Le pasa a la Virgen de las Penas de la querida hermandad de Santa Marta lo mismo que a tantas mujeres buenas de todos los tiempos, esas que prefieren pasar voluntariamente a un segundo plano cediendo generosamente el protagonismo a otros, aunque nada pueda ser nunca lo mismo sin ellas.

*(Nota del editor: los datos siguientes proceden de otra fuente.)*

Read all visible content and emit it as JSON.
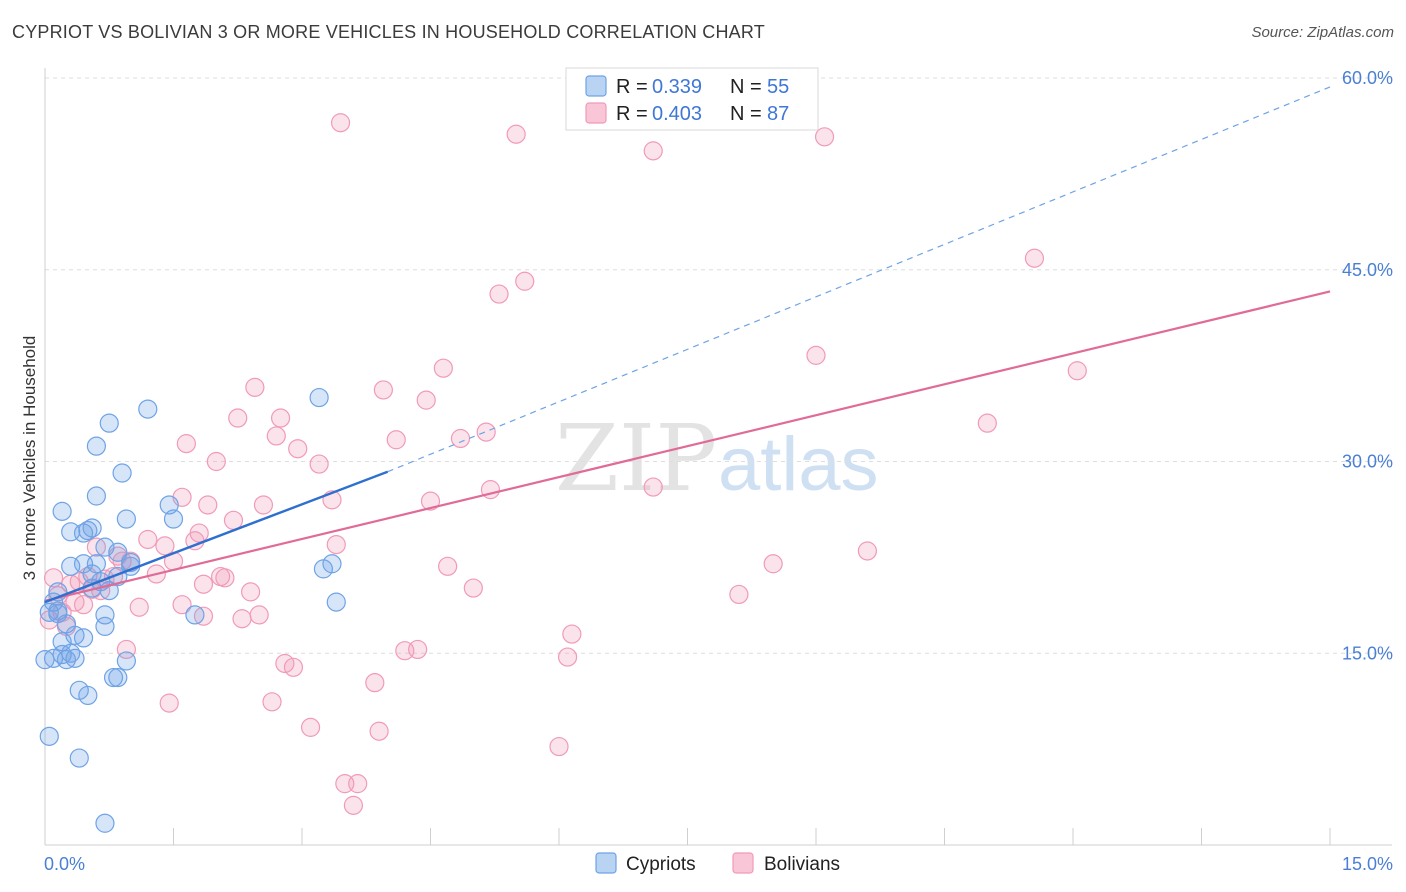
{
  "title": "CYPRIOT VS BOLIVIAN 3 OR MORE VEHICLES IN HOUSEHOLD CORRELATION CHART",
  "source": "Source: ZipAtlas.com",
  "colors": {
    "blue": "#6ea3e6",
    "blue_line": "#2e6fcf",
    "pink": "#f19ab8",
    "pink_line": "#e06b97",
    "axis_text": "#4a7fd4"
  },
  "legend": {
    "rows": [
      {
        "r_label": "R =",
        "r_value": "0.339",
        "n_label": "N =",
        "n_value": "55",
        "series": "Cypriots"
      },
      {
        "r_label": "R =",
        "r_value": "0.403",
        "n_label": "N =",
        "n_value": "87",
        "series": "Bolivians"
      }
    ]
  },
  "bottom_legend": [
    "Cypriots",
    "Bolivians"
  ],
  "watermark": {
    "zip": "ZIP",
    "atlas": "atlas"
  },
  "chart_data": {
    "type": "scatter",
    "title": "CYPRIOT VS BOLIVIAN 3 OR MORE VEHICLES IN HOUSEHOLD CORRELATION CHART",
    "xlabel": "",
    "ylabel": "3 or more Vehicles in Household",
    "xlim": [
      0,
      15
    ],
    "ylim": [
      0,
      60
    ],
    "x_tick_labels": [
      "0.0%",
      "15.0%"
    ],
    "y_ticks": [
      15,
      30,
      45,
      60
    ],
    "y_tick_labels": [
      "15.0%",
      "30.0%",
      "45.0%",
      "60.0%"
    ],
    "series": [
      {
        "name": "Cypriots",
        "r": 0.339,
        "n": 55,
        "trend": {
          "x0": 0.0,
          "y0": 19.0,
          "x1": 4.0,
          "y1": 29.2,
          "dashed_to_x": 15.0,
          "dashed_to_y": 59.3
        },
        "points": [
          [
            0.05,
            18.2
          ],
          [
            0.1,
            14.6
          ],
          [
            0.05,
            8.5
          ],
          [
            0.15,
            19.8
          ],
          [
            0.2,
            15.9
          ],
          [
            0.2,
            14.9
          ],
          [
            0.15,
            18.1
          ],
          [
            0.25,
            17.3
          ],
          [
            0.2,
            26.1
          ],
          [
            0.3,
            24.5
          ],
          [
            0.3,
            21.8
          ],
          [
            0.35,
            16.4
          ],
          [
            0.35,
            14.6
          ],
          [
            0.4,
            12.1
          ],
          [
            0.45,
            22.0
          ],
          [
            0.45,
            16.2
          ],
          [
            0.5,
            11.7
          ],
          [
            0.5,
            24.6
          ],
          [
            0.55,
            20.1
          ],
          [
            0.55,
            21.2
          ],
          [
            0.6,
            27.3
          ],
          [
            0.6,
            22.0
          ],
          [
            0.6,
            31.2
          ],
          [
            0.7,
            23.3
          ],
          [
            0.7,
            18.0
          ],
          [
            0.75,
            33.0
          ],
          [
            0.8,
            13.1
          ],
          [
            0.85,
            22.9
          ],
          [
            0.85,
            21.0
          ],
          [
            0.9,
            29.1
          ],
          [
            0.95,
            25.5
          ],
          [
            1.0,
            22.1
          ],
          [
            1.2,
            34.1
          ],
          [
            1.45,
            26.6
          ],
          [
            1.5,
            25.5
          ],
          [
            1.75,
            18.0
          ],
          [
            3.2,
            35.0
          ],
          [
            3.25,
            21.6
          ],
          [
            3.35,
            22.0
          ],
          [
            3.4,
            19.0
          ],
          [
            0.0,
            14.5
          ],
          [
            0.1,
            19.0
          ],
          [
            0.3,
            15.0
          ],
          [
            0.4,
            6.8
          ],
          [
            0.7,
            1.7
          ],
          [
            0.85,
            13.1
          ],
          [
            0.95,
            14.4
          ],
          [
            1.0,
            21.8
          ],
          [
            0.25,
            14.5
          ],
          [
            0.15,
            18.3
          ],
          [
            0.45,
            24.4
          ],
          [
            0.55,
            24.8
          ],
          [
            0.7,
            17.1
          ],
          [
            0.75,
            19.9
          ],
          [
            0.65,
            20.6
          ]
        ]
      },
      {
        "name": "Bolivians",
        "r": 0.403,
        "n": 87,
        "trend": {
          "x0": 0.0,
          "y0": 19.1,
          "x1": 15.0,
          "y1": 43.3
        },
        "points": [
          [
            0.05,
            17.6
          ],
          [
            0.1,
            20.9
          ],
          [
            0.15,
            19.5
          ],
          [
            0.2,
            18.2
          ],
          [
            0.25,
            17.1
          ],
          [
            0.3,
            20.4
          ],
          [
            0.35,
            19.0
          ],
          [
            0.4,
            20.6
          ],
          [
            0.45,
            18.8
          ],
          [
            0.5,
            21.0
          ],
          [
            0.55,
            20.0
          ],
          [
            0.6,
            23.3
          ],
          [
            0.65,
            19.9
          ],
          [
            0.7,
            20.8
          ],
          [
            0.8,
            21.0
          ],
          [
            0.85,
            22.6
          ],
          [
            0.9,
            22.2
          ],
          [
            1.0,
            22.2
          ],
          [
            1.1,
            18.6
          ],
          [
            1.2,
            23.9
          ],
          [
            1.3,
            21.2
          ],
          [
            1.4,
            23.4
          ],
          [
            1.5,
            22.2
          ],
          [
            1.6,
            18.8
          ],
          [
            1.6,
            27.2
          ],
          [
            1.65,
            31.4
          ],
          [
            1.75,
            23.8
          ],
          [
            1.8,
            24.4
          ],
          [
            1.85,
            20.4
          ],
          [
            1.9,
            26.6
          ],
          [
            2.0,
            30.0
          ],
          [
            2.05,
            21.0
          ],
          [
            2.1,
            20.9
          ],
          [
            2.2,
            25.4
          ],
          [
            2.25,
            33.4
          ],
          [
            2.3,
            17.7
          ],
          [
            2.4,
            19.8
          ],
          [
            2.45,
            35.8
          ],
          [
            2.5,
            18.0
          ],
          [
            2.55,
            26.6
          ],
          [
            2.65,
            11.2
          ],
          [
            2.7,
            32.0
          ],
          [
            2.75,
            33.4
          ],
          [
            2.8,
            14.2
          ],
          [
            2.9,
            13.9
          ],
          [
            2.95,
            31.0
          ],
          [
            3.1,
            9.2
          ],
          [
            3.2,
            29.8
          ],
          [
            3.35,
            27.0
          ],
          [
            3.4,
            23.5
          ],
          [
            3.45,
            56.5
          ],
          [
            3.5,
            4.8
          ],
          [
            3.6,
            3.1
          ],
          [
            3.65,
            4.8
          ],
          [
            3.85,
            12.7
          ],
          [
            3.9,
            8.9
          ],
          [
            3.95,
            35.6
          ],
          [
            4.1,
            31.7
          ],
          [
            4.2,
            15.2
          ],
          [
            4.35,
            15.3
          ],
          [
            4.45,
            34.8
          ],
          [
            4.5,
            26.9
          ],
          [
            4.65,
            37.3
          ],
          [
            4.7,
            21.8
          ],
          [
            4.85,
            31.8
          ],
          [
            5.0,
            20.1
          ],
          [
            5.15,
            32.3
          ],
          [
            5.2,
            27.8
          ],
          [
            5.3,
            43.1
          ],
          [
            5.5,
            55.6
          ],
          [
            5.6,
            44.1
          ],
          [
            6.0,
            7.7
          ],
          [
            6.1,
            14.7
          ],
          [
            6.15,
            16.5
          ],
          [
            7.1,
            54.3
          ],
          [
            7.1,
            28.0
          ],
          [
            8.1,
            19.6
          ],
          [
            8.5,
            22.0
          ],
          [
            9.0,
            38.3
          ],
          [
            9.1,
            55.4
          ],
          [
            9.6,
            23.0
          ],
          [
            11.0,
            33.0
          ],
          [
            11.55,
            45.9
          ],
          [
            12.05,
            37.1
          ],
          [
            1.45,
            11.1
          ],
          [
            0.95,
            15.3
          ],
          [
            1.85,
            17.9
          ]
        ]
      }
    ]
  }
}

Cuentan los eruditos que en los funerales del tiempo de Jesús las mujeres siempre encabezaban la comitiva, ofreciendo su cara más recia y responsable ante quienes acudían respetuosos a dar el pésame a los familiares, en una clara demostración de quien llevaba verdaderamente el peso de la familia. Y así debió serlo también en aquel que recuerda con tanta devoción vuestra cofradía, en el que unos hombres buenos llevados por la fe y por el amor organizaron sobre la marcha una vez consumada la muerte tremenda en la cruz sobre el monte Calvario.

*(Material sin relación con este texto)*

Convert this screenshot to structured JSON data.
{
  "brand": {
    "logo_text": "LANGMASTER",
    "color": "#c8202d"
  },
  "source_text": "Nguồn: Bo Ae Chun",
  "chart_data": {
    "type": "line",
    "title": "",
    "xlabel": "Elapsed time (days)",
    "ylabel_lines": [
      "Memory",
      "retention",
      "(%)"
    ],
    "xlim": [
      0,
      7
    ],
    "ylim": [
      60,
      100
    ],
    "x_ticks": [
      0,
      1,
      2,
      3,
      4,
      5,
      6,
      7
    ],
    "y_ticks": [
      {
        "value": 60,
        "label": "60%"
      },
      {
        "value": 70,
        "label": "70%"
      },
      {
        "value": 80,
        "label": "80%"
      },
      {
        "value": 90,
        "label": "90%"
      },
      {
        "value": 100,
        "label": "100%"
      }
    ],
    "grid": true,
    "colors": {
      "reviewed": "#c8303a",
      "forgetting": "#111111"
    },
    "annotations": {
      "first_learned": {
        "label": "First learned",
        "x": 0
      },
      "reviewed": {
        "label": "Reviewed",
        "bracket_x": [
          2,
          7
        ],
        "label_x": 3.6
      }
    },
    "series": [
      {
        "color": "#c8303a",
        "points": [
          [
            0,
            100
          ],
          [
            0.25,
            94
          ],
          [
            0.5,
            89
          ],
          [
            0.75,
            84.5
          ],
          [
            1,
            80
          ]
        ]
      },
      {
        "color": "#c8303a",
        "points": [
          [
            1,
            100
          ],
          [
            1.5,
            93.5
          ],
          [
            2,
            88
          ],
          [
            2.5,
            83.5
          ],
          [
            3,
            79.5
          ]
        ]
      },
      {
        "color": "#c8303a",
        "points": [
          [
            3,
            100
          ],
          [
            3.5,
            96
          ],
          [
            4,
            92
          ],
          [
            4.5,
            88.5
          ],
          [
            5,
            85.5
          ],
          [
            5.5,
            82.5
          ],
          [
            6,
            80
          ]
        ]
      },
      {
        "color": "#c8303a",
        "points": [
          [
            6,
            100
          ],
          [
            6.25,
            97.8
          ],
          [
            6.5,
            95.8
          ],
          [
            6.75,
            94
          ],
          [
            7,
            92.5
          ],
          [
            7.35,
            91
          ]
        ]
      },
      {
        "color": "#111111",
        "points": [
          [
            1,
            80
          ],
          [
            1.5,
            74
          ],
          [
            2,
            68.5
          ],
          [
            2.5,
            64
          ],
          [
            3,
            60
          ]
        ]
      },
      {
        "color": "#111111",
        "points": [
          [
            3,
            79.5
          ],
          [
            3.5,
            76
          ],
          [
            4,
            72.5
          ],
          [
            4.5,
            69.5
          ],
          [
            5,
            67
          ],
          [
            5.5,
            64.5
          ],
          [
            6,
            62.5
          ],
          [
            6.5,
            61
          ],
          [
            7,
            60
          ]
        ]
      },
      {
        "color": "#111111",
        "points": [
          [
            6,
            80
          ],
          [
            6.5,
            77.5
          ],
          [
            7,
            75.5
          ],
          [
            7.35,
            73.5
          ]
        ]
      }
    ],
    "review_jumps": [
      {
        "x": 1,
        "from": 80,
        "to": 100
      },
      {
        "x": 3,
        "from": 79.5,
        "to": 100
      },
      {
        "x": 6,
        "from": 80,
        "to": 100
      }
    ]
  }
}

Sin embargo, si algo caracterizó la postura de la Virgen madre en todo el proceso de Jesús fue sobre todo la discreción. Podemos imaginar su miedo cuando cualquiera (una vecina, una prima, una amiga…) corriese a su casa para informarle del apresamiento de hijo en el Monte de los Olivos, al otro lado del Cedrón; su angustia cuando, tras salir a toda prisa con lo puesto a la calle en la noche grande de la Pascua, pusiera el oído ante los primeros cuchicheos y comentarios del pueblo llano junto a los palacios de los sanedritas; su estupor viéndolo de lejos, perdida en medio de la muchedumbre, ser azotado por los soldados de Poncio Pilato, o insultado y zarandeado por la plebe en la vía dolorosa, sin poder hacer nada para remediarlo; o su infinita tristeza cuando, ya todo terminado, acompañaba en silencio a la breve comitiva para enterrarlo con la aromática solemnidad del rito judío.
Toda esa dignidad herida, esa humildad de mujer fuerte de Nazaret, está representada mejor que en ningún sitio en el paso grande de Santa Marta. Altos los judíos buenos que rodean con infinito cariño la dulce imagen como dormida del Señor de la Caridad, y dolientes las miradas de las santas mujeres que completan la escena, el misterio no se termina de comprender sin la presencia al final de la Virgen junto a San Juan, con esa mirada entre perdida y esperanzada (en Sevilla, la tristeza natural de la madre siempre guarda un rincón para la sonrisa) que tan bien supo captar el imaginero con su gubia.
Toda esa dignidad herida, esa humildad de mujer fuerte de Nazaret, está representada mejor que en ningún sitio en el paso grande de Santa Marta
Ahora, cuando los tambores de guerra resuenan en las fronteras de la vieja Europa y pareciere como si nuestro cómodo mundo de ayer se viene definitivamente abajo entre las ambiciones de unos y el pensamiento líquido imperante de los otros, es buen momento para buscar la mirada limpia y serena de la Virgen de las Penas y pedirle que nos ayude a ser justos, humildes y responsables en los afanes que cada día nos tocan a cada uno. Como Ella lo fue en su día sin pedir nunca explicaciones ni cuentas, como así la vemos sobre su paso en la tarde del más clásico Lunes Santo, o cualquier día cuando nos recibe con la misma elegancia de siempre en su capilla de la Parroquia de San Andrés.